Begleri (Greek: μπεγλέρι) is a small skill toy consisting of one or more beads at either end of a short string or chain. It can be flipped and twirled around the fingers to perform tricks. The begleri originated in Greece, and was originally derived from the komboloi, which serves the function of worry beads, and are often flipped around to pass the time or keep the hands busy. While komboloia have beads forming a closed circle, begleri beads are threaded on an open strand, usually in a symmetrical formation, with equal weighting at either end; this is sometimes referred to as "open-string begleri". Begleria come in many forms, consisting of semi-precious stone or metal beads. They can be similar in form to the percussion instrument kashaka, but are much smaller in size.

Modern revival 
Historically, begleri was associated with the Greek mangas subculture, and the rebetiko style of music, popular until the 1960s. In recent years, begleri has grown in popularity outside of Greece, as a skill toy and everyday carry item. This has led to a proliferation of begleri designs and styles, using all manner of modern materials. The recent uptick in interest among collectors and skill toy enthusiasts dates back to at least the early 2010s, when it began gaining popularity on hobbyist sites. As the popularity grew in online forums and social media, different styles of play began to emerge. A wide range of different styles of play and categories of tricks have developed, many of which can only be performed with relatively long-stringed begleri, termed "long game" by enthusiasts. 

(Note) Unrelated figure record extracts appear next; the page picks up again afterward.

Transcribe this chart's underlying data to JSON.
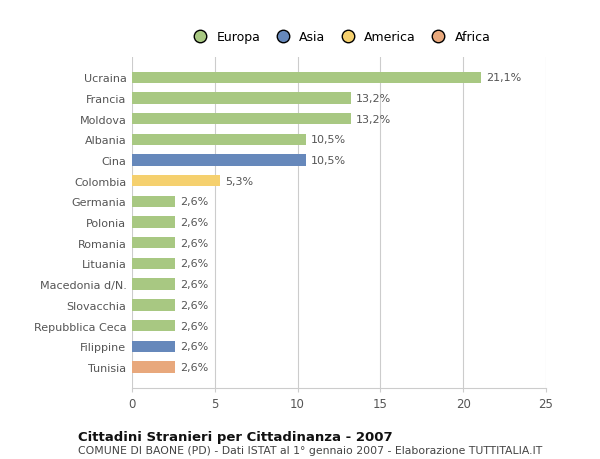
{
  "categories": [
    "Ucraina",
    "Francia",
    "Moldova",
    "Albania",
    "Cina",
    "Colombia",
    "Germania",
    "Polonia",
    "Romania",
    "Lituania",
    "Macedonia d/N.",
    "Slovacchia",
    "Repubblica Ceca",
    "Filippine",
    "Tunisia"
  ],
  "values": [
    21.1,
    13.2,
    13.2,
    10.5,
    10.5,
    5.3,
    2.6,
    2.6,
    2.6,
    2.6,
    2.6,
    2.6,
    2.6,
    2.6,
    2.6
  ],
  "labels": [
    "21,1%",
    "13,2%",
    "13,2%",
    "10,5%",
    "10,5%",
    "5,3%",
    "2,6%",
    "2,6%",
    "2,6%",
    "2,6%",
    "2,6%",
    "2,6%",
    "2,6%",
    "2,6%",
    "2,6%"
  ],
  "colors": [
    "#a8c882",
    "#a8c882",
    "#a8c882",
    "#a8c882",
    "#6688bb",
    "#f5d06e",
    "#a8c882",
    "#a8c882",
    "#a8c882",
    "#a8c882",
    "#a8c882",
    "#a8c882",
    "#a8c882",
    "#6688bb",
    "#e8a87c"
  ],
  "legend_labels": [
    "Europa",
    "Asia",
    "America",
    "Africa"
  ],
  "legend_colors": [
    "#a8c882",
    "#6688bb",
    "#f5d06e",
    "#e8a87c"
  ],
  "title": "Cittadini Stranieri per Cittadinanza - 2007",
  "subtitle": "COMUNE DI BAONE (PD) - Dati ISTAT al 1° gennaio 2007 - Elaborazione TUTTITALIA.IT",
  "xlim": [
    0,
    25
  ],
  "xticks": [
    0,
    5,
    10,
    15,
    20,
    25
  ],
  "background_color": "#ffffff",
  "bar_height": 0.55,
  "grid_color": "#cccccc",
  "label_color": "#555555",
  "title_fontsize": 9.5,
  "subtitle_fontsize": 7.8,
  "bar_label_fontsize": 8,
  "ytick_fontsize": 8,
  "xtick_fontsize": 8.5
}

Due to the nature of play, begleri have shifted from traditional ornate beads to simpler performance-oriented beads. Two common begleri types are monkey-fist "beads", made from paracord, and solid beads, which can be made of metal (aluminum, steel, titanium), acrylic resin, Delrin, or wood. Monkey-fist begleri are commonly made by people beginning to practice "slinging", the common term for begleri manipulation; solid type beads are becoming more and more common, and there are few companies that are developing new geometries of beads based on feedback from consumers.

In popular culture 
Axel Schönberg, a character in John M. Green's thriller novel The Trusted (2013), is almost always twirling a set of gold begleri in his fingers. In the NBC show Debris, the character Anson Ash, played by Scroobius Pip, can be seen slinging begleri in several scenes of season 1, episode 5.